The NHS has entered the era of GP-led commissioning of services, and providers will be required to submit data on key indicators such as quality of care and survival rates.
This echoes some aspects of a 2001 report by the Institute of Medicine in the USA Crossing the Quality Chasm, which emphasised the need to “align financial incentives with the implementation of care processes [and] patient outcomes”.
Since this report was published, pay for performance (P4P) has been a topic of considerable interest. P4P refers to the provision of financial incentives to achieve pre-specified criteria, such as measures of care delivery or patient outcomes. However, clearly research is required to establish whether P4P delivers genuine and sustained improvements in these outcomes.
A recent study investigated P4P in the context of treatment for adolescent substance use disorders. The researchers were interested in whether P4P improved treatment implementation and effectiveness of an evidence-based behavioural treatment called the Adolescent Community Reinforcement Approach (A-CRA).
A total of 34 community-based treatment organisations received funding to implement A-CRA, of which 29 were randomised in a cluster randomised trial. This design means that therapists within each organisation are either all receiving the P4P incentive, or not, to prevent compensatory rivalry or resentful demoralization. In addition to the implementation-as-usual procedures at all participating centres, therapists at organizations randomized to the P4P condition had the opportunity to earn monetary bonuses for the achievement of two pre-defined performance measures of treatment implementation. In total, 15 organisations (60 therapists and 634 patients) were allocated to the implementation-as-usual condition, and 14 organisations (60 therapists and 539 patients) to the P4P condition.
The primary outcomes were measures of treatment implementation and treatment effectiveness. Treatment implementation was assessed independently using audio recordings of treatment sessions. These were used to determine how many pre-specified A-CRA procedures and how many treatment sessions were delivered. Treatment effectiveness was assessed as patient-level remission status (i.e., whether they reported no substance use, abuse or problems of dependence in the past month while living in the community).
- The results indicated that therapists assigned to the P4P condition were more likely to demonstrate A-CRA competence compared to those in the implementation-as-usual condition (24.0% vs 8.9%, P = 0.02).
- Similarly, patients in the P4P condition were more likely to receive the target A-CRA (defined as at least 10 out of 12 procedures and 7 sessions) compared to those in the implementation-as-usual condition (17.3% vs 2.5%, P = 0.01).
- However, in terms of patient-level remission status, there was no difference between patients in the P4P condition and those in the implementation-as-usual condition (41.8% vs 50.8%, P = 0.25).
The authors conclude that:
P4P can be an effective method of improving implementation of evidence-based treatments in applied settings.
However, they also note that there was still room for improvement in the overall levels of A-CRA competence and target A-CRA, even within the P4P condition.
The authors argue that this may have been due to poor compliance with the procedure required to validate the outcomes (e.g. recording of sessions). However, it’s also possible that since therapists knew they were being monitored their performance may have been higher than usual – this is a known problem in health service research of this kind.

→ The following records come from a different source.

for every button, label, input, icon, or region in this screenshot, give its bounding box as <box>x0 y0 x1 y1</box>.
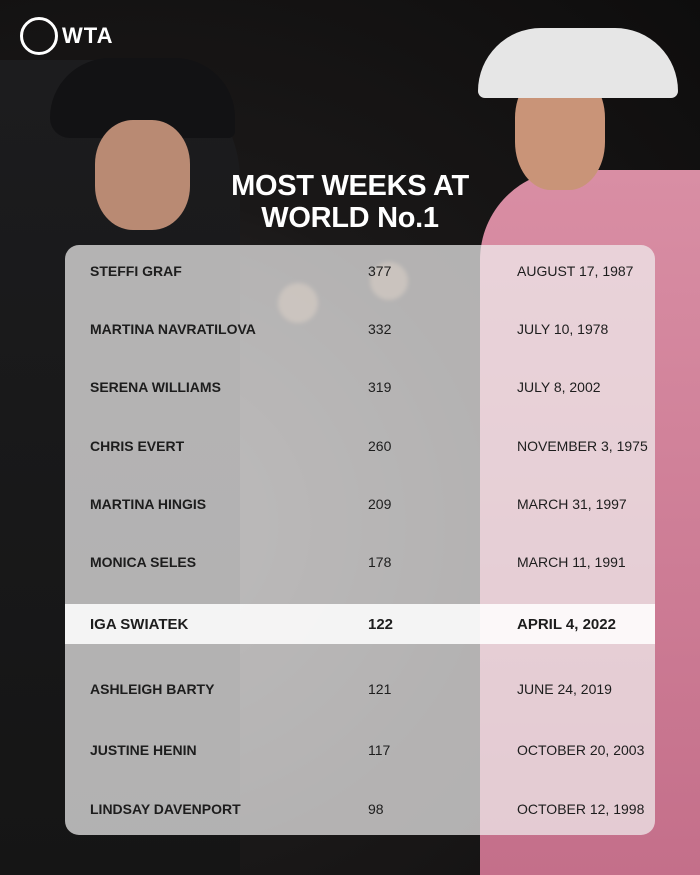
player-name: STEFFI GRAF <box>90 263 182 279</box>
weeks-count: 377 <box>368 263 392 279</box>
table-row: MARTINA HINGIS 209 MARCH 31, 1997 <box>65 484 655 524</box>
first-no1-date: OCTOBER 12, 1998 <box>517 801 645 817</box>
weeks-count: 178 <box>368 554 392 570</box>
table-row: JUSTINE HENIN 117 OCTOBER 20, 2003 <box>65 730 655 770</box>
weeks-count: 319 <box>368 379 392 395</box>
player-name: MARTINA NAVRATILOVA <box>90 321 256 337</box>
table-row: SERENA WILLIAMS 319 JULY 8, 2002 <box>65 367 655 407</box>
first-no1-date: NOVEMBER 3, 1975 <box>517 438 648 454</box>
table-row: ASHLEIGH BARTY 121 JUNE 24, 2019 <box>65 669 655 709</box>
table-row: STEFFI GRAF 377 AUGUST 17, 1987 <box>65 251 655 291</box>
player-name: JUSTINE HENIN <box>90 742 197 758</box>
weeks-count: 260 <box>368 438 392 454</box>
player-name: MARTINA HINGIS <box>90 496 207 512</box>
weeks-count: 122 <box>368 615 394 633</box>
first-no1-date: JULY 10, 1978 <box>517 321 609 337</box>
player-name: CHRIS EVERT <box>90 438 185 454</box>
player-name: IGA SWIATEK <box>90 615 189 633</box>
first-no1-date: AUGUST 17, 1987 <box>517 263 634 279</box>
table-row: LINDSAY DAVENPORT 98 OCTOBER 12, 1998 <box>65 789 655 829</box>
wta-logo-icon <box>20 17 58 55</box>
first-no1-date: OCTOBER 20, 2003 <box>517 742 645 758</box>
weeks-count: 98 <box>368 801 384 817</box>
page-title: MOST WEEKS AT WORLD No.1 <box>0 170 700 234</box>
wta-logo-text: WTA <box>62 23 114 48</box>
table-row-highlighted: IGA SWIATEK 122 APRIL 4, 2022 <box>65 604 655 644</box>
rankings-table: STEFFI GRAF 377 AUGUST 17, 1987 MARTINA NAV… <box>65 245 655 835</box>
player-left-face <box>95 120 190 230</box>
player-name: ASHLEIGH BARTY <box>90 681 215 697</box>
weeks-count: 117 <box>368 742 391 758</box>
first-no1-date: APRIL 4, 2022 <box>517 615 616 633</box>
player-name: LINDSAY DAVENPORT <box>90 801 241 817</box>
weeks-count: 332 <box>368 321 392 337</box>
title-line-1: MOST WEEKS AT <box>231 170 469 202</box>
wta-logo: WTA <box>20 17 113 55</box>
player-name: SERENA WILLIAMS <box>90 379 221 395</box>
player-right-cap <box>478 28 678 98</box>
first-no1-date: MARCH 11, 1991 <box>517 554 626 570</box>
first-no1-date: JUNE 24, 2019 <box>517 681 612 697</box>
weeks-count: 121 <box>368 681 392 697</box>
table-row: CHRIS EVERT 260 NOVEMBER 3, 1975 <box>65 426 655 466</box>
title-line-2: WORLD No.1 <box>261 202 439 234</box>
first-no1-date: MARCH 31, 1997 <box>517 496 627 512</box>
table-row: MONICA SELES 178 MARCH 11, 1991 <box>65 542 655 582</box>
player-name: MONICA SELES <box>90 554 197 570</box>
table-row: MARTINA NAVRATILOVA 332 JULY 10, 1978 <box>65 309 655 349</box>
weeks-count: 209 <box>368 496 392 512</box>
first-no1-date: JULY 8, 2002 <box>517 379 601 395</box>
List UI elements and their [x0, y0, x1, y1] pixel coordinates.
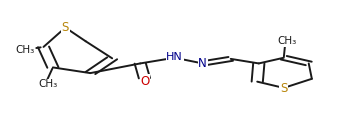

Clearly P4P seems to improve treatment delivery, but the absence of any improvement in patient outcomes suggest that metric-based assessments of delivery quality may not capture all of the factors that contribute to patient outcomes. The authors argue that this may have been because patient outcomes were better than usual across both conditions, making it harder to show superiority in the P4P condition. This may be true, but clearly it is these outcomes which ultimately matter, and if P4P does not lead to an improvement in these then we should be cautious.
Garner, B.R., Godley, S.H., Dennis, M.L., Hunter, B.D., Bair, C.M.L. & Godley, M.D. (2012). Using pay for performance to improve treatment implementation for adolescent substance use disorders. Archives of Pediatric and Adolescent Medicine, 166, 938-944. doi:10.1001/archpediatrics.2012.802 [Pubmed abstract].